At Arizona Tech Council’s most recent Council Connect event, a thought occurred to me as the discussion began to center around the quickly growing tech sector and the ever-popular “Silicon Desert” label.

Here in Arizona, “Silicon Desert” has become a buzzword to describe the influx of tech companies and startups into the state that’s occurred over the past five or so years. But, to me, this concept and labeling immediately renders us a secondary place to do business, rather than a primary destination.

It’s the stuff of legend now, but back in the late 70s and early 80s Silicon Valley sprang up as a cheap alternative to doing business in the economic strongholds of New York City and Los Angeles. Silicon Valley got its start because while it was close to the hub of San Francisco, it didn’t have the high costs associated with doing business there.

Fast forward to present day, where Arizona is being looked upon in similar ways. But the key to Arizona’s continued success with the tech industry lies in whether or not we can move beyond being seen as a place where “cheap labor” is plentiful, where people jump to jobs that require same skillet but offer much lower pay than in other major cities.
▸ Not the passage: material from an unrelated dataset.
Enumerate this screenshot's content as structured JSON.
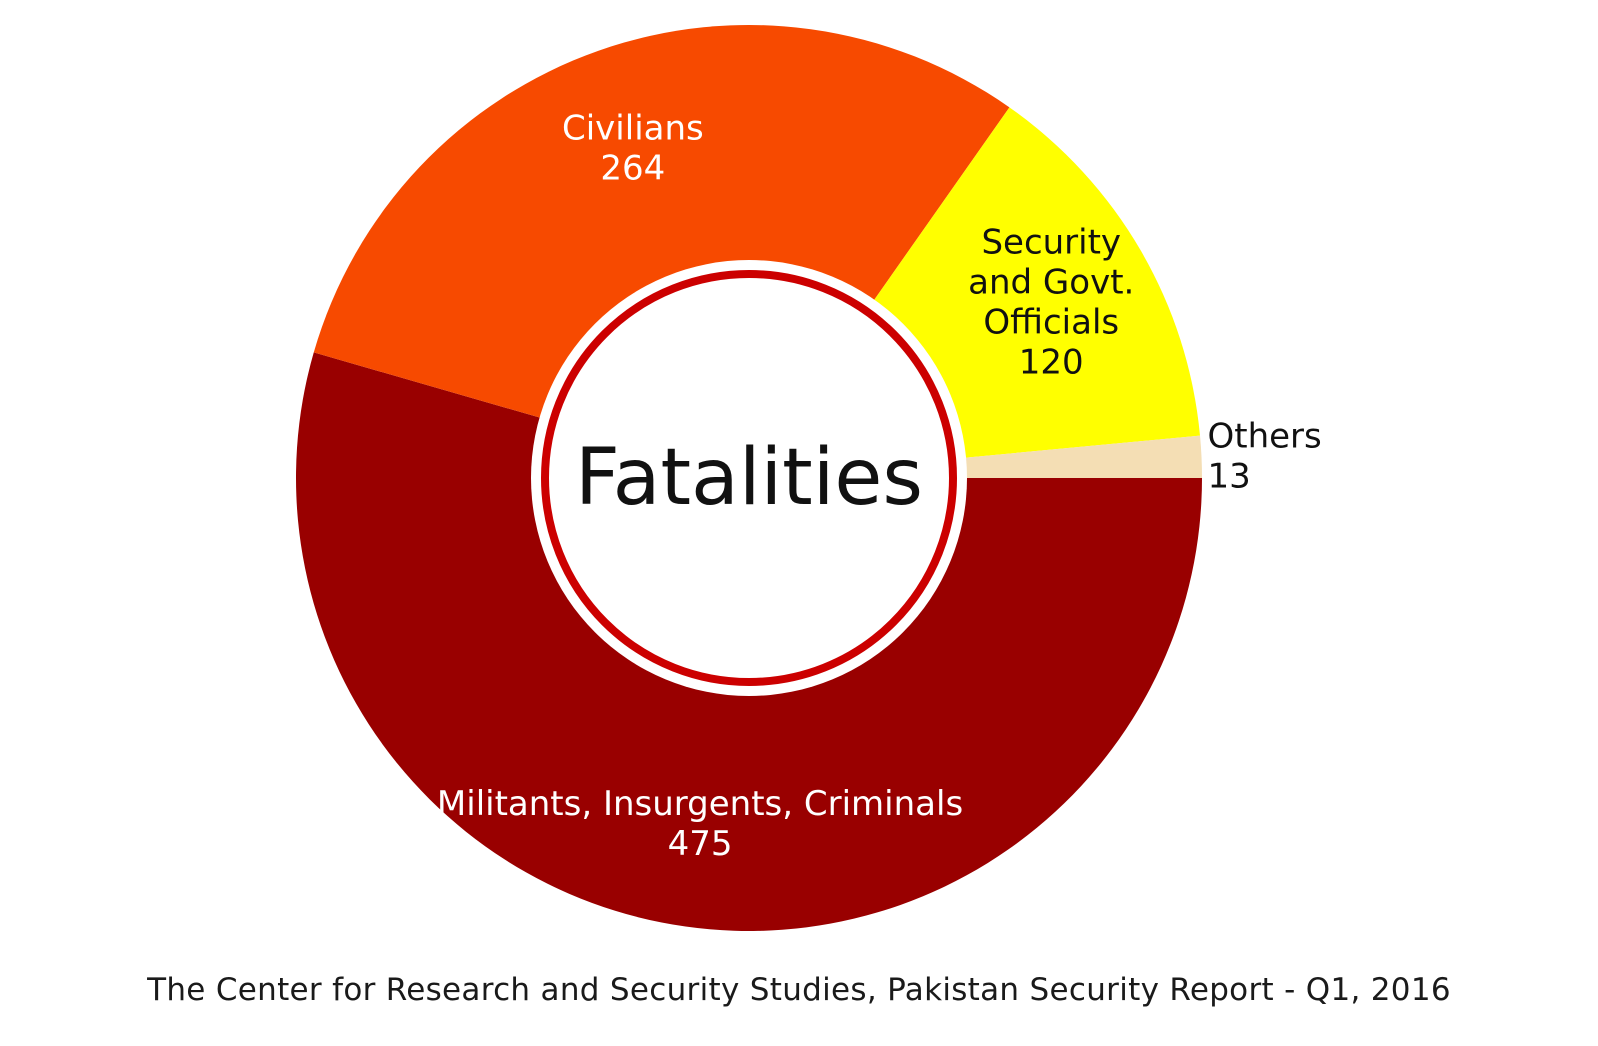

Arizona has seen a steady stream of big-name tech companies hitting the scene. Some of the hottest companies out there – Yelp, PayPal, Apple, Zenefits, Weebly, just to name a few – have set up offices, and this is being heralded as the ushering in of a new era by local press. But what these companies are really just setting up glorified call centers. None of the real moving-and-shaking is planned for Arizona. Arizona deserves to be considered much more than the next Bombay Call Center.
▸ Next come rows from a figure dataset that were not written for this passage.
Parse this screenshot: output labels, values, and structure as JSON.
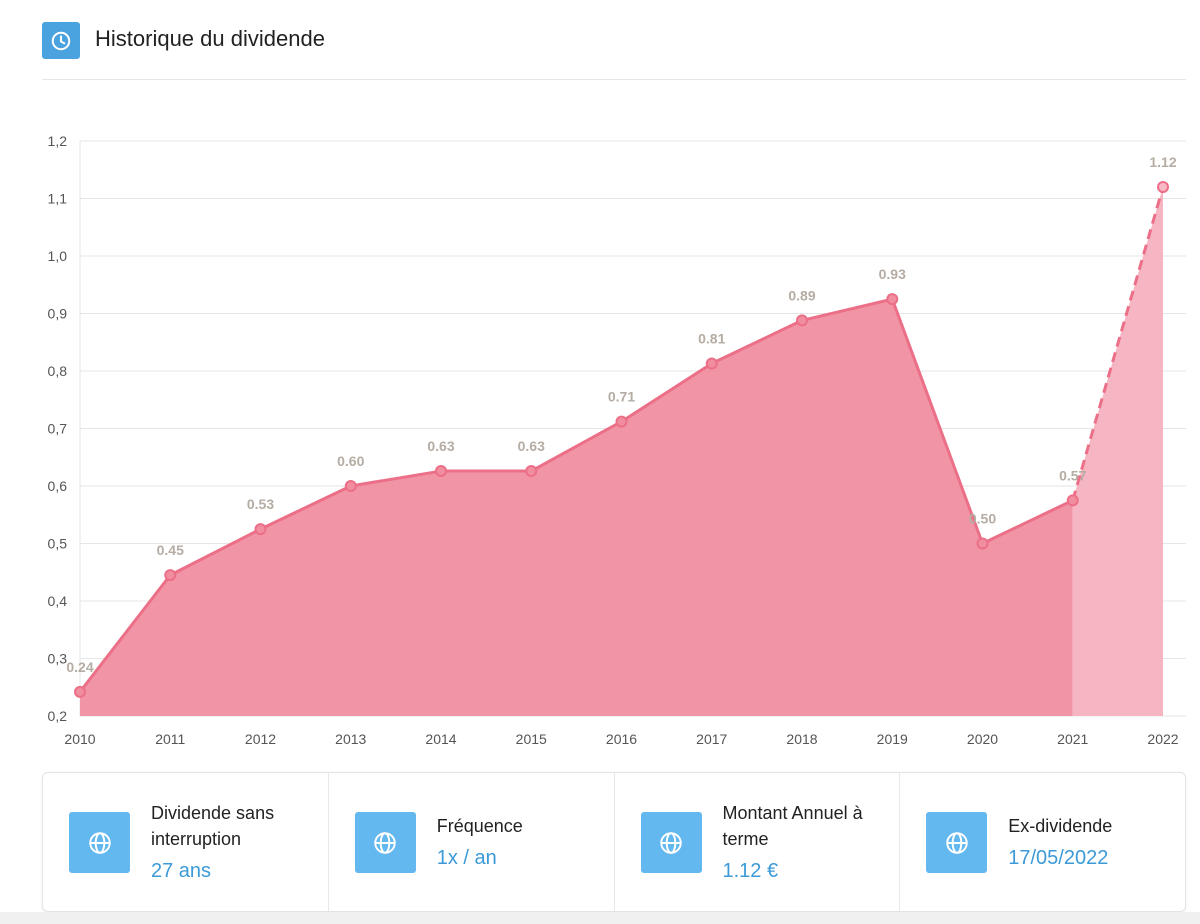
{
  "header": {
    "title": "Historique du dividende",
    "icon": "clock-icon"
  },
  "chart_data": {
    "type": "area",
    "title": "",
    "xlabel": "",
    "ylabel": "",
    "categories": [
      "2010",
      "2011",
      "2012",
      "2013",
      "2014",
      "2015",
      "2016",
      "2017",
      "2018",
      "2019",
      "2020",
      "2021",
      "2022"
    ],
    "series": [
      {
        "values": [
          0.242,
          0.445,
          0.525,
          0.6,
          0.626,
          0.626,
          0.712,
          0.813,
          0.888,
          0.925,
          0.5,
          0.575,
          1.12
        ],
        "labels": [
          "0.24",
          "0.45",
          "0.53",
          "0.60",
          "0.63",
          "0.63",
          "0.71",
          "0.81",
          "0.89",
          "0.93",
          "0.50",
          "0.57",
          "1.12"
        ],
        "projected_from_index": 11
      }
    ],
    "ylim": [
      0.2,
      1.2
    ],
    "yticks": [
      "0,2",
      "0,3",
      "0,4",
      "0,5",
      "0,6",
      "0,7",
      "0,8",
      "0,9",
      "1,0",
      "1,1",
      "1,2"
    ],
    "grid": true,
    "colors": {
      "fill": "#f08ea0",
      "line": "#ec6f88",
      "projected_fill": "#f6b5c2",
      "label": "#b5aca3"
    }
  },
  "cards": [
    {
      "label": "Dividende sans interruption",
      "value": "27 ans",
      "icon": "globe-icon"
    },
    {
      "label": "Fréquence",
      "value": "1x / an",
      "icon": "globe-icon"
    },
    {
      "label": "Montant Annuel à terme",
      "value": "1.12 €",
      "icon": "globe-icon"
    },
    {
      "label": "Ex-dividende",
      "value": "17/05/2022",
      "icon": "globe-icon"
    }
  ]
}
We need to move past this, but the only way to grow a true tech community is with an abundance of smart people, period.

At LeadMD we’ve lost key talent to companies like Amazon and Google, as well as other Bay Area startups, simply because Arizona is not viewed as the “IT” culture that people see on TV shows like HBO’s popular Silicon Valley.
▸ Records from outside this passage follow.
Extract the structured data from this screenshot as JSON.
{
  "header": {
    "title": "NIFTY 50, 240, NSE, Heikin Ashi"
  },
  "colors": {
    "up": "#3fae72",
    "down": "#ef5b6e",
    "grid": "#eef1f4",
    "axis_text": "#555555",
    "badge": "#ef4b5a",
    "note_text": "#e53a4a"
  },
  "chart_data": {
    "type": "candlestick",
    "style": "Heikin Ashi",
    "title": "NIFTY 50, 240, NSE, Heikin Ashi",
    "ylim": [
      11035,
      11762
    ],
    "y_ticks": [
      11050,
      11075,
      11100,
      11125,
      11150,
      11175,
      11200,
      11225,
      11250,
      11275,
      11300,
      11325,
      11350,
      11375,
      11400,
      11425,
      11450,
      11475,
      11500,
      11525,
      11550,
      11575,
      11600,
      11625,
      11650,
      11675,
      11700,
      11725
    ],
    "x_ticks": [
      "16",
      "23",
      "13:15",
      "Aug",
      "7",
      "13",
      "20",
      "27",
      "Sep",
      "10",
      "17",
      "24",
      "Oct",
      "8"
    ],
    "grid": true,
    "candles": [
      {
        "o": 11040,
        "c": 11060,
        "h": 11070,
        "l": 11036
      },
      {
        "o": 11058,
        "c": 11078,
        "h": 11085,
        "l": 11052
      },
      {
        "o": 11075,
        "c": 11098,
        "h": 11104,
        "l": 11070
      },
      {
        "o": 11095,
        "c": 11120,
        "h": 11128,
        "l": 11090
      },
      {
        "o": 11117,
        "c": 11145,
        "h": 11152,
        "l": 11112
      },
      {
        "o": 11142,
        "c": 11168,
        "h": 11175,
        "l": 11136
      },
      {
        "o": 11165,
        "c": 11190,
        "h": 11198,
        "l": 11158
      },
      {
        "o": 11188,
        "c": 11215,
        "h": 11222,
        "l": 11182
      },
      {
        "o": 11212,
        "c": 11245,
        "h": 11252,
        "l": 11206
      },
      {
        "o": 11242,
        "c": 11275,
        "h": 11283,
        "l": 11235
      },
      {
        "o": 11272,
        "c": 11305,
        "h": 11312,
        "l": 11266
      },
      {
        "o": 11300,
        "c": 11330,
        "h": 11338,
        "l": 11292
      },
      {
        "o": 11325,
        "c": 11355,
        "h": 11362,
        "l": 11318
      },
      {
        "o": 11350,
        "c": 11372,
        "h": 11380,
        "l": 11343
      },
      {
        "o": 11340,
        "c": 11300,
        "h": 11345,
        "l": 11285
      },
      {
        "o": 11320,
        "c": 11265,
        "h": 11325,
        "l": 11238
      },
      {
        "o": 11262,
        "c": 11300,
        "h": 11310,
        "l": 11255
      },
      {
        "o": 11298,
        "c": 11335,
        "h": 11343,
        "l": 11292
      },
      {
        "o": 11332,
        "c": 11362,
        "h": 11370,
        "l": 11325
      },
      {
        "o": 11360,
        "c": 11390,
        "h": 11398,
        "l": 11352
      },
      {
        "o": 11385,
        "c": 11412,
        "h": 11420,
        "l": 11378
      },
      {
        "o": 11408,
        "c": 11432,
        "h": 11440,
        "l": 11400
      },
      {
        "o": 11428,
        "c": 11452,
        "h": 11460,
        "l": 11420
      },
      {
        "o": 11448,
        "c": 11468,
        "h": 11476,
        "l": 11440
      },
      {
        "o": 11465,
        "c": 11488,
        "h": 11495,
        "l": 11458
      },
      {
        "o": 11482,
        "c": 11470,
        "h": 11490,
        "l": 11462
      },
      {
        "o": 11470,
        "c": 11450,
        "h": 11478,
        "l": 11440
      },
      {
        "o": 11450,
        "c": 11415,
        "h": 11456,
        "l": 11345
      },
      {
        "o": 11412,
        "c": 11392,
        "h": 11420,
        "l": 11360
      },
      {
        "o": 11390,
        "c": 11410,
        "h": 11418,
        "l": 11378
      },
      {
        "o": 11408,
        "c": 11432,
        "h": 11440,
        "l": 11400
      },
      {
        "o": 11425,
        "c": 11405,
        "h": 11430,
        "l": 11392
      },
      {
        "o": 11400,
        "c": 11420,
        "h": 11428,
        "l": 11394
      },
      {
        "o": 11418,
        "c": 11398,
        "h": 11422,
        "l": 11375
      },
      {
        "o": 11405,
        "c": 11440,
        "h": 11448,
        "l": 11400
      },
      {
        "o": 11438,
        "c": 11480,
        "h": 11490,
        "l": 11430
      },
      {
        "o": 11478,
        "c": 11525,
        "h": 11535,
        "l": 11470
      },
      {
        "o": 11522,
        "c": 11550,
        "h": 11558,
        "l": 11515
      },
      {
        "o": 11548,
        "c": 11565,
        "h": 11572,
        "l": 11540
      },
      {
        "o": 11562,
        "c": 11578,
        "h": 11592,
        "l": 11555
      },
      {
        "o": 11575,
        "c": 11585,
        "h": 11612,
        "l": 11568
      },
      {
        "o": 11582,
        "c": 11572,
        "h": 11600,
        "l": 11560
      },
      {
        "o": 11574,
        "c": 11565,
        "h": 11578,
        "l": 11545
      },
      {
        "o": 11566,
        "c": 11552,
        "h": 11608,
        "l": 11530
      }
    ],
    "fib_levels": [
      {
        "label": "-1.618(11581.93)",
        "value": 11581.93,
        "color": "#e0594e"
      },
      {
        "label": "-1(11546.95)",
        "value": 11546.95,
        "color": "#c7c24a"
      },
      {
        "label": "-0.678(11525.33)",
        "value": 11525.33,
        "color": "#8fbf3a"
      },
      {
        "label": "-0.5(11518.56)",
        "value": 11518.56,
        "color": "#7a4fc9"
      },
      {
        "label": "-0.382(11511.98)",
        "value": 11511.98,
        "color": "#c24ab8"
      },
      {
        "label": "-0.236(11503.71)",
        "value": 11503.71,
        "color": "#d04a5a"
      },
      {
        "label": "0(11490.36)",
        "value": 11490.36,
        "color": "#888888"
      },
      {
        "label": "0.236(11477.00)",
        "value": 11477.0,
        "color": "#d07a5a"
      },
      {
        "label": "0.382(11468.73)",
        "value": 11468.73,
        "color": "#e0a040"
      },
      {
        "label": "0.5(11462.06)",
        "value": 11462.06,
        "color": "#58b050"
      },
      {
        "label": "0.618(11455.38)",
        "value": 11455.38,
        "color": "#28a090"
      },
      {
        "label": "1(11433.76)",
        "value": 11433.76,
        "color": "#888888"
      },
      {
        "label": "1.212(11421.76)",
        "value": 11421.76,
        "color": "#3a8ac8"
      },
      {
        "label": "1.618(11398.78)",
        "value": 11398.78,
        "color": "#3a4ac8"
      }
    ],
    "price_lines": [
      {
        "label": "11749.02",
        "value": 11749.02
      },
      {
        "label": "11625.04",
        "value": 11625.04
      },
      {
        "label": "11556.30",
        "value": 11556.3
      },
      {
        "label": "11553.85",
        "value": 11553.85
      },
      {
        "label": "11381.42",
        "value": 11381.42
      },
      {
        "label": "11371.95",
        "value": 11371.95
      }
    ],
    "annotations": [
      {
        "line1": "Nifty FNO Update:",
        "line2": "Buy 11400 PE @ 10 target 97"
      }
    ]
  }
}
Fact is, in today’s environment, talent can work from anywhere. It’s the local “ecosystem” that keeps people in a certain area. And in Arizona, there are major shortcomings on this front. There’s simply not enough talent, money and resources to keep and grow great people.

But there is good news: All of this is in our power, as members of the tech community in Arizona, to change.

As someone who has lived in both Arizona and San Francisco, I can add some personal experience here.

At LeadMD, we pay Bay Area salaries to our employees, with a standard deviation of 5-10k. But, in Arizona, the cost of living is about half of that in San Francisco when you account for things like the cost of rent and mortgage.

While this calculation shows that the cost of living in Arizona is about three quarters that of in San Francisco, I can tell you with the time spent in traffic, the cost of parking, and the unavailability of real estate, it’s at least one-half in real terms. Also, in my experience, the cost of 1,000 square feet of living space in San Francisco is equal to about 4,500 here in Arizona.

With the combination of a low cost of living and a poor talent pool, Arizona becomes a tech wasteland. We must work to avoid this at all costs, and the way forward is through education.

Another important takeaway that occurred to me from the Council Connect discussion is the number of questions that I answered about marketing automation, and what it entails. In San Francisco, it would be a working part of most everyone’s knowledge base. This signals to me that there is some disconnect in the understanding of current technologies and methodologies. We need to create the environment that we want to be.

Modern-day Arizona still has strong ties to its legacy as the center of the Wild West. This mentality lends itself perfectly to the tech sector and its unique way of thinking. But to truly succeed, we need to get past the boom-bust real estate cycle and middle man industry way of thinking. On the current path, these industries will be replaced by tech ventures in the next 10 years, and it’s up to us to make sure we’re bringing in the right businesses, ideas and people to the mix.